Publié le 13 septembre 2024 par Africultures @africultures

Après avoir été sélectionné à la Berlinale (Encounters), le deuxième long métrage de Mamadou Dia après Le Père de Nafi fait le tour des festivals. Il adopte ici une approche esthétique superbe en scope, très différente, pour traiter de la dépression et appeler à en briser le tabou. Lire notre entretien avec le réalisateur (article n°16150).

Dans la langue de Mamadou Dia, le mot dépression n’existe pas. Comment dès lors parler de ce qui n’existe pas quand on a soi-même été dépressif comme lui, à la mort de sa mère ? Le cinéma pourrait être un moyen. Demba est donc sur un homme proche de la retraite qui perd sa femme Awa (Awa Djiga Kane) et ne s’en remet pas. Mais comment en parler sans tomber dans le pathos ? Avec distance.

Tout est là : à la fois la portée de ce film et la fascination qu’il exerce. Il ose le surréalisme, l’humour, la dérision, mais surtout le fantastique. Awa est morte, mais elle est là, comme sont présents les morts dans la tête des vivants. Et plutôt que d’en faire une revenante ou un esprit, Mamadou Dia en fait un personnage du quotidien. Cela implique une atmosphère, et pour le spectateur une disposition à l’incertitude. Rien n’est prévisible et lorsque Demba, remarquablement interprété par Ben Mahmoud Mbow, rejoint la fête de Tajabone, c’est le summum : une fête traditionnelle (encore fêtée au Sénégal) où pour défier la mort, les hommes se déguisent en femmes et inversement (cf. notre entretien avec Mamadou Dia).

Car ce film cherche à nous égarer, condition pour comprendre combien est déroutante la dépression, ce tabou dont on ne parle pas, que l’on ne nomme pas mais qui étreint ceux qui perdent pied. Il aurait été facile d’envelopper le spectateur dans le sentiment ou la pitié. Mamadou Dia fait au contraire de Demba un personnage ambigu et de ce fait, particulièrement dynamique. Maniant durant 27 ans les certificats de naissance et de décès de la mairie, surnommé « grincheux » par les habitants, Demba a profité selon ses humeurs de son petit pouvoir pour arrondir ses fins de mois, au grand dam de son fils Bajjo (Mamadou Sylla). Mais voilà que maintenant, la roue tourne : il tangue d’autant plus que le maire cherche à vider ce vieux compagnon de route pour le remplacer par un système informatique.

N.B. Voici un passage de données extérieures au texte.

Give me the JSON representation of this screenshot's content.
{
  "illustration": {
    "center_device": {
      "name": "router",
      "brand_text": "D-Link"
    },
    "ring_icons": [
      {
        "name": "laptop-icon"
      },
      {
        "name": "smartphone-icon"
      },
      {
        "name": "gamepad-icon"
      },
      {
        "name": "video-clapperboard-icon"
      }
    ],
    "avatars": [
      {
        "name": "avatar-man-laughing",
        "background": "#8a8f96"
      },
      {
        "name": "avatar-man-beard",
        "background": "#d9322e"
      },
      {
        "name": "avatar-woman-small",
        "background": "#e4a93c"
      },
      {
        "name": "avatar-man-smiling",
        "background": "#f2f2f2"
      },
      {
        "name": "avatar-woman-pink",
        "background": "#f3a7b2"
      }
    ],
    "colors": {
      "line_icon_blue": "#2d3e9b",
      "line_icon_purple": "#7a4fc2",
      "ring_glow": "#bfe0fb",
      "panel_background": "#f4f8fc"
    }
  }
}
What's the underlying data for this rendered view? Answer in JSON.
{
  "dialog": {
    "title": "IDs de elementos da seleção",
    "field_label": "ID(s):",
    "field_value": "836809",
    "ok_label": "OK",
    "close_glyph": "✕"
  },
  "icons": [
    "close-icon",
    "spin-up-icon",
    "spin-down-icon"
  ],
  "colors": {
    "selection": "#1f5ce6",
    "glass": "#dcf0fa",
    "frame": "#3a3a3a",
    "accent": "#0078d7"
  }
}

Alors Demba se rebelle, refusant toute thérapie : « Je suis encore utile ! » Le film se fait flamboyant, bouillonnant, traversé par les visions de Demba et une poésie en action. Le chef opérateur Sheldon Chau (qui avait déjà fait l’image du Père de Nafi) joue sur les contrastes de couleurs et utilise intensément les reflets et les surcadrages. Solaire, cette lumière baigne aussi bien le jour que la nuit. Elle est un univers qui s’affirme peu à peu jusqu’à ce que les ténèbres mènent à l’hallucination. Il n’y a là ni mépris ni méprise : la folie, souvent décrite avec force clichés au cinéma, est ici une dérive qui menace de rompre la relation si l’on ne la prend pas en charge. Bajjo, d’abord fermé, le comprend et c’est une des grandes beautés du film que de décrire cette conversion.

L’exercice est difficile et Demba est remarquable de finesse et de créativité pour nous introduire à la complexité d’un mental en détresse, qui aligne fulgurantes lueurs et douloureuses rechutes. Demba inquiète, trouble, désarçonne et préoccupe : il déstabilise son entourage mais celui-ci se mobilise. L’enjeu est de libérer la parole pour sauvegarder une communication et faciliter la solidarité de la communauté. La dépression peut surprendre mais parlons-en ! Histoire de la voir avec le cœur et d’aider tous les Demba à trouver leur place pour, quand ce sera le temps, regagner le mur des anges.